I can get a new carter, or a remanufactured one actually, for about $70 including tax. I am not sure how much rebuild kits cost, couldn't find the right one so didn't even bother. I will look for that decal tomorrow morning, and hopefully it is still there. Thanks for all the help. I will keep you informed on any progress.
I still have that label on the engine. The number is JG251AC. It was a little hard to read, but I am pretty sure that is right. Can you please tell me what carb I have? If this works it will be amazing. Thanks guys
Last edited by custom_truker; Jan 26, 2005 at 09:40 AM.
Custom trucker, the numbers of importance are the ones in the column on the far right hand side of the label. Meaning there should be a 3-4 digit code to the lright of the "C" and one digit code the right of "R".
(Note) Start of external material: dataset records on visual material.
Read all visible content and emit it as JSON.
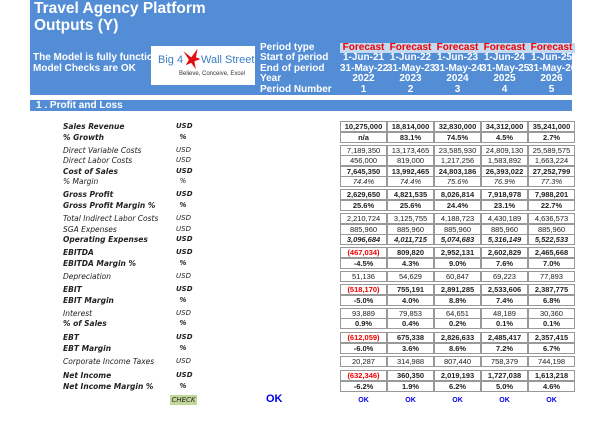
{
  "title_line1": "Travel Agency Platform",
  "title_line2": "Outputs (Y)",
  "status1": "The Model is fully functional",
  "status2": "Model Checks are OK",
  "logo": {
    "left": "Big 4",
    "right": "Wall Street",
    "tagline": "Believe, Conceive, Excel"
  },
  "period_labels": [
    "Period type",
    "Start of period",
    "End of period",
    "Year",
    "Period Number"
  ],
  "periods": [
    {
      "type": "Forecast",
      "start": "1-Jun-21",
      "end": "31-May-22",
      "year": "2022",
      "num": "1"
    },
    {
      "type": "Forecast",
      "start": "1-Jun-22",
      "end": "31-May-23",
      "year": "2023",
      "num": "2"
    },
    {
      "type": "Forecast",
      "start": "1-Jun-23",
      "end": "31-May-24",
      "year": "2024",
      "num": "3"
    },
    {
      "type": "Forecast",
      "start": "1-Jun-24",
      "end": "31-May-25",
      "year": "2025",
      "num": "4"
    },
    {
      "type": "Forecast",
      "start": "1-Jun-25",
      "end": "31-May-26",
      "year": "2026",
      "num": "5"
    }
  ],
  "section": "1 . Profit and Loss",
  "rows": [
    {
      "label": "Sales Revenue",
      "unit": "USD",
      "bold": true,
      "values": [
        "10,275,000",
        "18,814,000",
        "32,830,000",
        "34,312,000",
        "35,241,000"
      ]
    },
    {
      "label": "% Growth",
      "unit": "%",
      "bold": true,
      "values": [
        "n/a",
        "83.1%",
        "74.5%",
        "4.5%",
        "2.7%"
      ]
    },
    {
      "label": "Direct Variable Costs",
      "unit": "USD",
      "values": [
        "7,189,350",
        "13,173,465",
        "23,585,930",
        "24,809,130",
        "25,589,575"
      ]
    },
    {
      "label": "Direct Labor Costs",
      "unit": "USD",
      "values": [
        "456,000",
        "819,000",
        "1,217,256",
        "1,583,892",
        "1,663,224"
      ]
    },
    {
      "label": "Cost of Sales",
      "unit": "USD",
      "bold": true,
      "values": [
        "7,645,350",
        "13,992,465",
        "24,803,186",
        "26,393,022",
        "27,252,799"
      ]
    },
    {
      "label": "% Margin",
      "unit": "%",
      "italic": true,
      "values": [
        "74.4%",
        "74.4%",
        "75.6%",
        "76.9%",
        "77.3%"
      ]
    },
    {
      "label": "Gross Profit",
      "unit": "USD",
      "bold": true,
      "values": [
        "2,629,650",
        "4,821,535",
        "8,026,814",
        "7,918,978",
        "7,988,201"
      ]
    },
    {
      "label": "Gross Profit Margin %",
      "unit": "%",
      "bold": true,
      "values": [
        "25.6%",
        "25.6%",
        "24.4%",
        "23.1%",
        "22.7%"
      ]
    },
    {
      "label": "Total Indirect Labor Costs",
      "unit": "USD",
      "values": [
        "2,210,724",
        "3,125,755",
        "4,188,723",
        "4,430,189",
        "4,636,573"
      ]
    },
    {
      "label": "SGA Expenses",
      "unit": "USD",
      "values": [
        "885,960",
        "885,960",
        "885,960",
        "885,960",
        "885,960"
      ]
    },
    {
      "label": "Operating Expenses",
      "unit": "USD",
      "bold": true,
      "italic": true,
      "values": [
        "3,096,684",
        "4,011,715",
        "5,074,683",
        "5,316,149",
        "5,522,533"
      ]
    },
    {
      "label": "EBITDA",
      "unit": "USD",
      "bold": true,
      "values": [
        "(467,034)",
        "809,820",
        "2,952,131",
        "2,602,829",
        "2,465,668"
      ]
    },
    {
      "label": "EBITDA Margin %",
      "unit": "%",
      "bold": true,
      "values": [
        "-4.5%",
        "4.3%",
        "9.0%",
        "7.6%",
        "7.0%"
      ]
    },
    {
      "label": "Depreciation",
      "unit": "USD",
      "values": [
        "51,136",
        "54,629",
        "60,847",
        "69,223",
        "77,893"
      ]
    },
    {
      "label": "EBIT",
      "unit": "USD",
      "bold": true,
      "values": [
        "(518,170)",
        "755,191",
        "2,891,285",
        "2,533,606",
        "2,387,775"
      ]
    },
    {
      "label": "EBIT Margin",
      "unit": "%",
      "bold": true,
      "values": [
        "-5.0%",
        "4.0%",
        "8.8%",
        "7.4%",
        "6.8%"
      ]
    },
    {
      "label": "Interest",
      "unit": "USD",
      "values": [
        "93,889",
        "79,853",
        "64,651",
        "48,189",
        "30,360"
      ]
    },
    {
      "label": "% of Sales",
      "unit": "%",
      "bold": true,
      "values": [
        "0.9%",
        "0.4%",
        "0.2%",
        "0.1%",
        "0.1%"
      ]
    },
    {
      "label": "EBT",
      "unit": "USD",
      "bold": true,
      "values": [
        "(612,059)",
        "675,338",
        "2,826,633",
        "2,485,417",
        "2,357,415"
      ]
    },
    {
      "label": "EBT Margin",
      "unit": "%",
      "bold": true,
      "values": [
        "-6.0%",
        "3.6%",
        "8.6%",
        "7.2%",
        "6.7%"
      ]
    },
    {
      "label": "Corporate Income Taxes",
      "unit": "USD",
      "values": [
        "20,287",
        "314,988",
        "807,440",
        "758,379",
        "744,198"
      ]
    },
    {
      "label": "Net Income",
      "unit": "USD",
      "bold": true,
      "values": [
        "(632,346)",
        "360,350",
        "2,019,193",
        "1,727,038",
        "1,613,218"
      ]
    },
    {
      "label": "Net Income Margin %",
      "unit": "%",
      "bold": true,
      "values": [
        "-6.2%",
        "1.9%",
        "6.2%",
        "5.0%",
        "4.6%"
      ]
    }
  ],
  "check": {
    "label": "CHECK",
    "overall": "OK",
    "values": [
      "OK",
      "OK",
      "OK",
      "OK",
      "OK"
    ]
  },
  "colors": {
    "header": "#538dd5",
    "negative": "#e00000",
    "ok": "#0000ee"
  }
}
If your unsure what I mean, look at my site again. Go to emissions->decipher calibration #-> 70's. There's a scan of one and it shows the sticker and the left hand column I'm referring to. It should be something along the lines of "52G R0" (as an example).
What's the word on the plugs/plug wires in relation to dead cylinders? While you are working to figure out and waiting to hear about the numbers, you can assess this. Having spark to all the cylinders may make a bigger difference than anything else you can do!
All clylinders are firing. and timing is good, but I still have a miss above idle. I couldn't read all the numbers on the side of the label, they were too faded and had rubbed off and stuff. I just went ahead and got a new carb, but I haven't installed it yet. Hopefully later this afternoon if it isn't too wet and cold outside. I am having to do all of this in the dorm parking lot at school. I will let you guys know if that works. If it doesn't, I will probably be back needing more help. Thanks.
I got the new carb on. It still runs horrible. I took it to a mechanic the other day to get it timed because I don't have a timing light, and he said it was right on. But to be honest, it runs worse after getting it back from him. What should I do? He is the one who told be two cylinders weren't firing, and I assume he fixed it. He said he did anyway. The guy is pretty reputable, but is there any chance he didn't time it right? Thanks for all the help guys, I don't know what is wrong with it now. I just don't know enough about it to have any clue were to go next.
I would have someone else check the timing, or invest in an inductive timing light and check myself. Does the miss occur only when you are accelerating, or all the time? If at acceleration, it could the carb but unlikely since it is brand new or it could be a worn vaccum advance down in the distributor. Are your points clean and set right? Have you checked coil?